Consultez le rapport Perspectives mondiales de la diversité biologique 5 et les objectifs d’Aichi

Des objectifs trop vagues

Une étude parue en 2019 dans la revue Conservation Biology a évalué les objectifs d’Aichi et ceux-ci, pour la plupart, ont obtenu une faible note pour leur mesurabilité et leur réalisme. Un échec qui est en bonne partie attribuable à des objectifs libellés de manière « extrêmement vague », explique Dominique Gravel, professeur de biologie à l’Université de Sherbrooke et titulaire de la Chaire de recherche du Canada en écologie intégrative. « Le seul objectif chiffré, c’était celui sur les aires protégées et même son libellé a été très contesté », précise-t-il. Cela dit, les objectifs d’Aichi sont une parfaite illustration des difficultés à conclure un accord international le plus contraignant possible, estime Eddy Perez. « En droit international, le degré de contrainte se trouve dans les détails.
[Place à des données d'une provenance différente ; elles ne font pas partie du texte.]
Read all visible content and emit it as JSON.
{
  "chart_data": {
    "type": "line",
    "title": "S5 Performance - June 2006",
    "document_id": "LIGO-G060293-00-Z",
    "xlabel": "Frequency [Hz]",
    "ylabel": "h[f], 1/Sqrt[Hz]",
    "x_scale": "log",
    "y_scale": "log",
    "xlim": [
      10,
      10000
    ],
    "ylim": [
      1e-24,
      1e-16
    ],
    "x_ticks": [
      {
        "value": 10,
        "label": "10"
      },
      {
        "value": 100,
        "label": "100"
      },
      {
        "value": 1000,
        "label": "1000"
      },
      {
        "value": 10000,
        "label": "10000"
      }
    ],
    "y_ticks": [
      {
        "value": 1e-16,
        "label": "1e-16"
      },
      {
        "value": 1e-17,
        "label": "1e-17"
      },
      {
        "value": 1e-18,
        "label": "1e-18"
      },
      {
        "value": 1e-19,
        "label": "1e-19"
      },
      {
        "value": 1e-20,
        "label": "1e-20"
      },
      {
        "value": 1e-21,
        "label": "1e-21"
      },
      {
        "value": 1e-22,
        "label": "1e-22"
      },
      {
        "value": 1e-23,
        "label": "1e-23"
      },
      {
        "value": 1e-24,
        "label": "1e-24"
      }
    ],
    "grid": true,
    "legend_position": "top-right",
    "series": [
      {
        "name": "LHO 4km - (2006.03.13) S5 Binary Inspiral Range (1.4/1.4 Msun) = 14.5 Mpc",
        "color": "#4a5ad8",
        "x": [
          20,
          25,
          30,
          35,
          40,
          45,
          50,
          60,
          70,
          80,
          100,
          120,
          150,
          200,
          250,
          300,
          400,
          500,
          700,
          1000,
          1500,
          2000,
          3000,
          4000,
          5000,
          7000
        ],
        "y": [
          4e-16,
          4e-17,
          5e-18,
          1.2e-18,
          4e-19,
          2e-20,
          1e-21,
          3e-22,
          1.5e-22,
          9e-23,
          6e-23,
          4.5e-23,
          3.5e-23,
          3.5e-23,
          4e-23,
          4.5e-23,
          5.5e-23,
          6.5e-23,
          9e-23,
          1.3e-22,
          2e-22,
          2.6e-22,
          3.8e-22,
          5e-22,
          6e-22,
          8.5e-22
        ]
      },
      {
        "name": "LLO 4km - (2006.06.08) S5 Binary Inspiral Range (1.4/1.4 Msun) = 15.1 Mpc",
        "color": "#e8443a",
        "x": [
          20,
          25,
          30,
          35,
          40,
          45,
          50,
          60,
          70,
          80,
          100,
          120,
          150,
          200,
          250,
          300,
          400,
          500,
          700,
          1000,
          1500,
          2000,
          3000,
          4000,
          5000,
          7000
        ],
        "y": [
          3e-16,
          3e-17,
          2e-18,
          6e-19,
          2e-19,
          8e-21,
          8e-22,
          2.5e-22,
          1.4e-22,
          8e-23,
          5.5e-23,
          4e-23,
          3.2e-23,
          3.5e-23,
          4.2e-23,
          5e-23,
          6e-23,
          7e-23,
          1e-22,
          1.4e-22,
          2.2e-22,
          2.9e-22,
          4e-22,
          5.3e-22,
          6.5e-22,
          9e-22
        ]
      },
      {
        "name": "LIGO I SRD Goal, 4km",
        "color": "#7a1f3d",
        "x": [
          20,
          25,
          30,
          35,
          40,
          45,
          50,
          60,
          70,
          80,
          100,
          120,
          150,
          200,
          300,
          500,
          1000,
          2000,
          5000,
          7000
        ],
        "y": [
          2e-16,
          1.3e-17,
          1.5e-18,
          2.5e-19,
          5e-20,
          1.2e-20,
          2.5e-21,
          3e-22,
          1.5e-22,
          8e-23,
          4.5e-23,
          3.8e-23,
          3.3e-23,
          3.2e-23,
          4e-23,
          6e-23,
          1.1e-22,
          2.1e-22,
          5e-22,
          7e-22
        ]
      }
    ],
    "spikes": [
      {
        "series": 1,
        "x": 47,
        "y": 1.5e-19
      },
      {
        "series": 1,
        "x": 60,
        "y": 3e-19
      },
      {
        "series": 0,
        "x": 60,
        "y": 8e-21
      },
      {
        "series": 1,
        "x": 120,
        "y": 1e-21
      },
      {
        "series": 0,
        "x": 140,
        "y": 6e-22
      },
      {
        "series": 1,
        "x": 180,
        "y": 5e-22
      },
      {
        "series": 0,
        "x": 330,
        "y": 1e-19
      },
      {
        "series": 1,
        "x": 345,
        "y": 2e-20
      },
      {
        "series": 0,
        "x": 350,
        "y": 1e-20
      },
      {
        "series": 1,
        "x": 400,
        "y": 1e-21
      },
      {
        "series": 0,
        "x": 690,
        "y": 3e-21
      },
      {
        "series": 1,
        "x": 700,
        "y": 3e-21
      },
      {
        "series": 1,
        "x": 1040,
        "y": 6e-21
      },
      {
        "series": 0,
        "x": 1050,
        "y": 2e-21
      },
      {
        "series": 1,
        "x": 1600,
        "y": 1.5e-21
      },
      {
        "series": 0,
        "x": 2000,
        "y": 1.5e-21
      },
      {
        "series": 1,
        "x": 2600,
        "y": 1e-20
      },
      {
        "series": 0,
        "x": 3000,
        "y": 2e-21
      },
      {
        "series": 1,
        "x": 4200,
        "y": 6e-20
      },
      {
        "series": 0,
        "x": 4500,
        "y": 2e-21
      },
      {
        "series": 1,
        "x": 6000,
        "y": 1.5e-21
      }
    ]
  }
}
S’il n’y en a pas assez, on risque plus facilement d’interpréter ça différemment d’un pays à l’autre. »

Quelques bonnes nouvelles malgré tout

Tout n’est pas sombre pour autant sur le front de la biodiversité. Dans son rapport publié en 2020, le Secrétariat de la Convention sur la diversité biologique mentionne notamment que « près de 100 pays ont intégré les valeurs de la biodiversité dans les systèmes de comptabilité nationaux ». On signale aussi que « le taux de déforestation au niveau mondial a baissé d’un tiers comparé à la décennie précédente ». On estime également que sans les mesures de conservation adoptées ces dernières années, « les extinctions d’espèces d’oiseaux et de mammifères auraient été deux à quatre fois plus élevées ». Par ailleurs, des progrès significatifs ont été enregistrés en matière d’aires protégées, même si l’objectif officiel n’a pas été atteint. Entre 2000 et 2021, la proportion d’aires protégées à l’échelle mondiale est passée de 10 % à 16,6 % pour les zones terrestres et de 3 % à 7,7 % pour les zones marines.

Un retard à rattraper

Qu’il soit question de climat ou de biodiversité, un constat s’impose néanmoins : les modestes progrès sont insuffisants pour répondre aux enjeux de plus en plus urgents. Mais en matière de biodiversité, il y a aussi un important retard à combler, signale Eddy Perez, du Réseau action-climat. Il compare cette COP sur la biodiversité à celle de Paris sur le climat, la COP21, qui a abouti à un accord historique. « On n’a pas de cadre mondial pour la biodiversité d’ici la fin de la décennie. Si on n’adopte rien cette année, ça va aller à 2025. » Les premières ébauches d’un éventuel accord rendues publiques à ce jour indiquent clairement une volonté de ne pas répéter les erreurs d’Aichi avec des objectifs vagues sans possibilité de mesurer les progrès. « Cette fois-ci, certains pays arrivent avec des demandes très exigeantes », affirme Dominique Gravel, notamment en matière de déforestation, de réduction des pesticides et des engrais chimiques « avec des objectifs extrêmement ambitieux ».

En savoir plus
  • 33 %
    Environ le tiers des réductions d’émissions de gaz à effet de serre nécessaires pour réaliser les objectifs de l’accord de Paris pourraient provenir de solutions fondées sur la nature.
    source : Rapport Perspectives mondiales de la diversité biologique 5
    12,6 %
    En 2021, le bilan du Canada se situait sous la moyenne mondiale avec 12,6 % d’aires protégées terrestres. Le pays affiche un meilleur résultat pour les zones marines, avec 9,1 % d’aires protégées.